И опять шквал. Мама явно пришлась к месту. Кто маму не любит? Таких сволочей в зале не нашлось. В партере послышались тихие женские всхлипывания.
— Ой, как хорошо! — прошептала какая-то дамочка. — Лучше сериалов всяких… Парнишечку жалко. Кому он без руки-то нужен будет?..
— Черт! — выругался Айзенштуцер. Он следил за всем через мониторы в комнате инженера сцены. — Это же ход! На жалость брать надо. Свое ноу-хау, собака, нащупал.
А зал, между тем, продолжал неистовствовать, взрываясь аплодисментами после каждой удачной реплики артиста. Такого даже самый гениальный актер не сыграет. Система Станиславского казалась детской игрушкой, сплошным кривлянием в сравнении с реальным и неизбежным членовредительством да еще на публику. Всех подкупал этот реализм эта искренность обреченного, поэтому все как один неожиданно почувствовали себя Герасимом, который, обливаясь слезами, топил ненаглядную и дорогую сердцу Муму.
Повсюду засветились огоньки кинокамер. Поднялся всеобщий неподдельный ажиотаж. Данко был обречен на всенародную любовь, вызванную детскими воспоминаниями каждого о молчаливом и упорном сострадании к замученной тургеневской дворняге. Сколько раз учителка твердила о крепостном праве и о суровой русской действительности, пытаясь оправдать поступок олигофрена-великана. Всем, с одной стороны, было жалко щеночка, а с другой — до смерти самим хотелось оказаться на месте Герасима и бросить его, беззащитного, с камнем на шее в воду. Ни в одной стране мира на примере этой сомнительной сказки на протяжении многих поколений не корежат учителя детскую психику на удивление простым и понятным поступком, достойным подражания: задуши, утопи, замучай, а потом пожалей, попеняй и расплачься.
С криком: «Мамочка!» Данко рубанул, наконец, себя топориком по правой руке. Как артист он почувствовал, что настал нужный момент. Аплодисменты его свели с ума и оказались сильнее любого наркотика.
Словно черти из табакерки на сцену повыскакивали парамедики из МЧС. Каждый из них пытался попасть в объектив телекамеры. Им хотелось примазаться к чужой Славе…
Зрители бросились на помощь. Бросились бескорыстно, мешая медикам оказать первую необходимую помощь и проявляя при этом типичную русскую черту, желая, во что бы то ни стало, суетливо и бестолково помочь ближнему в беде. Всем хотелось спасти свою Муму, приласкать и прижать ее мокрое тельце к самому сердцу. Все бросились искать отрубленную кисть, постоянно вырывая ее из рук парамедиков, как мяч в регби.

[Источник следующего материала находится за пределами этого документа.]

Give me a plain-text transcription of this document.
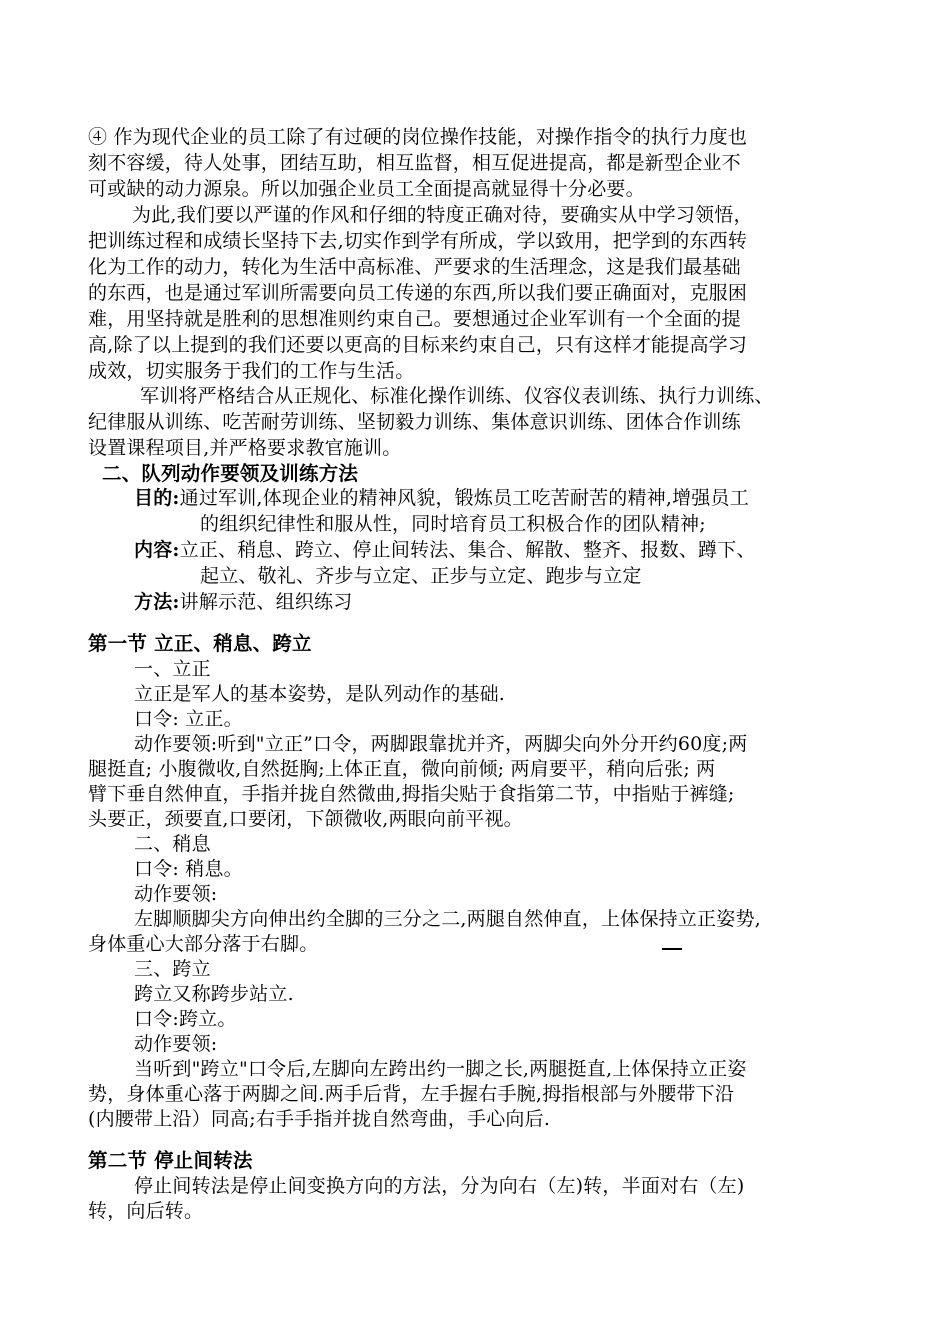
④ 作为现代企业的员工除了有过硬的岗位操作技能，对操作指令的执行力度也
刻不容缓，待人处事，团结互助，相互监督，相互促进提高，都是新型企业不
可或缺的动力源泉。所以加强企业员工全面提高就显得十分必要。
为此,我们要以严谨的作风和仔细的特度正确对待，要确实从中学习领悟，
把训练过程和成绩长坚持下去,切实作到学有所成，学以致用，把学到的东西转
化为工作的动力，转化为生活中高标准、严要求的生活理念，这是我们最基础
的东西，也是通过军训所需要向员工传递的东西,所以我们要正确面对，克服困
难，用坚持就是胜利的思想准则约束自己。要想通过企业军训有一个全面的提
高,除了以上提到的我们还要以更高的目标来约束自己，只有这样才能提高学习
成效，切实服务于我们的工作与生活。
军训将严格结合从正规化、标准化操作训练、仪容仪表训练、执行力训练、
纪律服从训练、吃苦耐劳训练、坚韧毅力训练、集体意识训练、团体合作训练
设置课程项目,并严格要求教官施训。
二、队列动作要领及训练方法
目的:通过军训,体现企业的精神风貌，锻炼员工吃苦耐苦的精神,增强员工
的组织纪律性和服从性，同时培育员工积极合作的团队精神;
内容:立正、稍息、跨立、停止间转法、集合、解散、整齐、报数、蹲下、
起立、敬礼、齐步与立定、正步与立定、跑步与立定
方法:讲解示范、组织练习
第一节 立正、稍息、跨立
一、立正
立正是军人的基本姿势，是队列动作的基础.
口令: 立正。
动作要领:听到"立正”口令，两脚跟靠扰并齐，两脚尖向外分开约60度;两
腿挺直; 小腹微收,自然挺胸;上体正直，微向前倾; 两肩要平，稍向后张; 两
臂下垂自然伸直，手指并拢自然微曲,拇指尖贴于食指第二节，中指贴于裤缝;
头要正，颈要直,口要闭，下颌微收,两眼向前平视。
二、稍息
口令: 稍息。
动作要领:
左脚顺脚尖方向伸出约全脚的三分之二,两腿自然伸直，上体保持立正姿势,
身体重心大部分落于右脚。
三、跨立
跨立又称跨步站立.
口令:跨立。
动作要领:
当听到"跨立"口令后,左脚向左跨出约一脚之长,两腿挺直,上体保持立正姿
势，身体重心落于两脚之间.两手后背，左手握右手腕,拇指根部与外腰带下沿
(内腰带上沿）同高;右手手指并拢自然弯曲，手心向后.
第二节 停止间转法
停止间转法是停止间变换方向的方法，分为向右（左)转，半面对右（左)
转，向后转。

— Отдайте! Отдайте руку! Господа! Товарищи! Граждане! — наперебой кричали медики.
Но их никто не слушал. За рукой началась самая настоящая охота. Женщины толкали мужчин, мужчины — женщин. Кончилось тем, что рука исчезла, в суматохе завалилась куда-то. Медики начали кричать, что они теперь ни за что не отвечают, что потеряно драгоценное время. И тут какая-то рыжая девочка с косичкой и в очках неожиданно нашла кисть и подняла ее над самой головой. Кровь залила ей линзы очков, потекла по веснушчатому личику. Мать тут же отобрала трофей и засунула его себе под кофточку. Ее сбили с ног одним ударом и вытащили запястье. Матч продолжился с удвоенной энергией. Сильнее всех оказался какой-то здоровяк двухметрового роста, наверное, бывший спецназовец. Он отшвыривал толпу, как медведь надоедливую собачью свору, пробираясь к певцу, который в сердцах крыл всех трехэтажным матом, корчась от боли.